確かに私はいつも明るいキャラだから、クラスの女子に人気はあるんじゃないかと言う事はあるだろう。
でも、でもね。
明るい人はずーっと明るいと思うんじゃないわよ。っていう話な訳なのだ。
それでなくても、今日は朝起きた時間の為に散々『やーい遅刻だー』と毒舌執事にからかわれ、最悪の気分での登校だったと言うのに!
「私今日はムリ」
いつもなら語尾を伸ばして、最後に「本当にゴメンね?」とか付け足すけど、今日の私は優しくない。

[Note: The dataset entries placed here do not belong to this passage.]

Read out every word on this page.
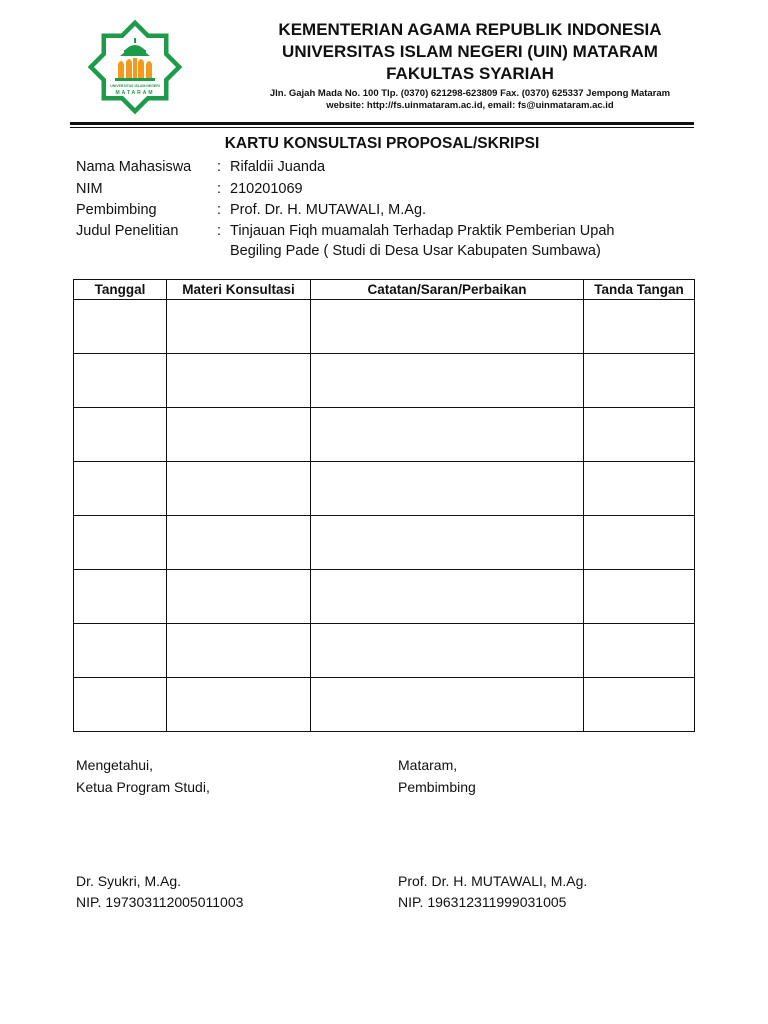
UNIVERSITAS ISLAM NEGERI
MATARAM
KEMENTERIAN AGAMA REPUBLIK INDONESIA
UNIVERSITAS ISLAM NEGERI (UIN) MATARAM
FAKULTAS SYARIAH
Jln. Gajah Mada No. 100 Tlp. (0370) 621298-623809 Fax. (0370) 625337 Jempong Mataram
website: http://fs.uinmataram.ac.id, email: fs@uinmataram.ac.id
KARTU KONSULTASI PROPOSAL/SKRIPSI
Nama Mahasiswa	: Rifaldii Juanda
NIM	: 210201069
Pembimbing	: Prof. Dr. H. MUTAWALI, M.Ag.
Judul Penelitian	: Tinjauan Fiqh muamalah Terhadap Praktik Pemberian Upah
Begiling Pade ( Studi di Desa Usar Kabupaten Sumbawa)
Tanggal	Materi Konsultasi	Catatan/Saran/Perbaikan	Tanda Tangan

Mengetahui,
Ketua Program Studi,
Dr. Syukri, M.Ag.
NIP. 197303112005011003
Mataram,
Pembimbing
Prof. Dr. H. MUTAWALI, M.Ag.
NIP. 196312311999031005
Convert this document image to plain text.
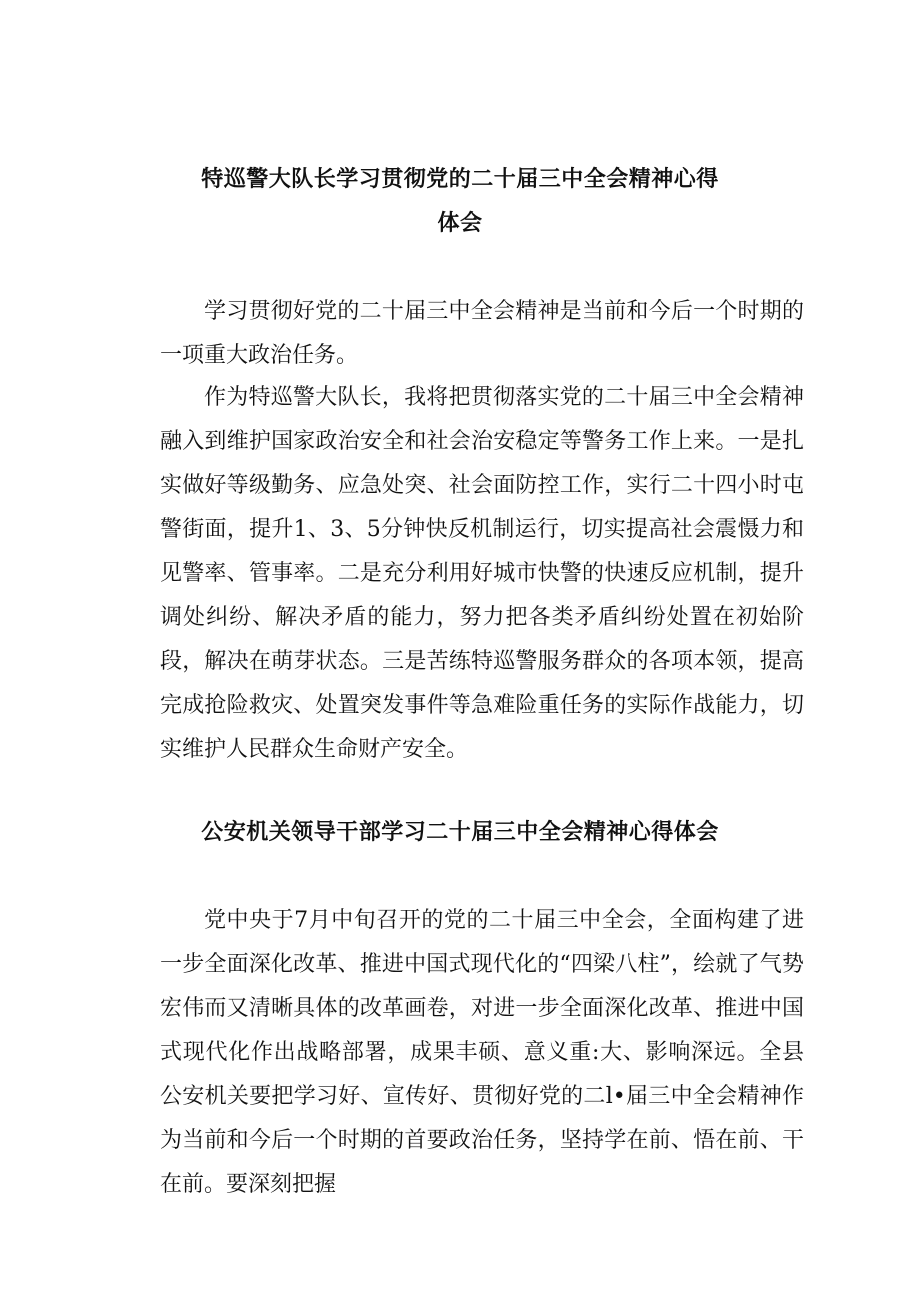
特巡警大队长学习贯彻党的二十届三中全会精神心得
体会

学习贯彻好党的二十届三中全会精神是当前和今后一个时期的一项重大政治任务。

作为特巡警大队长，我将把贯彻落实党的二十届三中全会精神融入到维护国家政治安全和社会治安稳定等警务工作上来。一是扎实做好等级勤务、应急处突、社会面防控工作，实行二十四小时屯警街面，提升1、3、5分钟快反机制运行，切实提高社会震慑力和见警率、管事率。二是充分利用好城市快警的快速反应机制，提升调处纠纷、解决矛盾的能力，努力把各类矛盾纠纷处置在初始阶段，解决在萌芽状态。三是苦练特巡警服务群众的各项本领，提高完成抢险救灾、处置突发事件等急难险重任务的实际作战能力，切实维护人民群众生命财产安全。

公安机关领导干部学习二十届三中全会精神心得体会

党中央于7月中旬召开的党的二十届三中全会，全面构建了进一步全面深化改革、推进中国式现代化的“四梁八柱”，绘就了气势宏伟而又清晰具体的改革画卷，对进一步全面深化改革、推进中国式现代化作出战略部署，成果丰硕、意义重:大、影响深远。全县公安机关要把学习好、宣传好、贯彻好党的二l•届三中全会精神作为当前和今后一个时期的首要政治任务，坚持学在前、悟在前、干在前。要深刻把握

いつもより幾分か低い声を出して、そのまま屋上へと向かった。
一人になれるなら、この際寒い屋外でも構わないわ。
「さっむ…」
とは言ったものの、やはり外は寒い。
ああ、凍えて倒れそうだわ。
こんな事なら空き教室でも探すべきだったかしら?
「……………あれ?」
え、ちょ、はぁ?
いやいや、今冬よね!?
私が目にしたものは、冬だと言うのにシャツ一枚で眠りこけている男の姿だった。
「待ってどうして眠っているの!?」
私は軽いパニックに陥り、その場をうろうろと歩き回った。
えっと…。
とりあえず、起こすかブランケットでもかけてあげるかしなきゃよね。
このまま放っておいたら風邪ひくわ。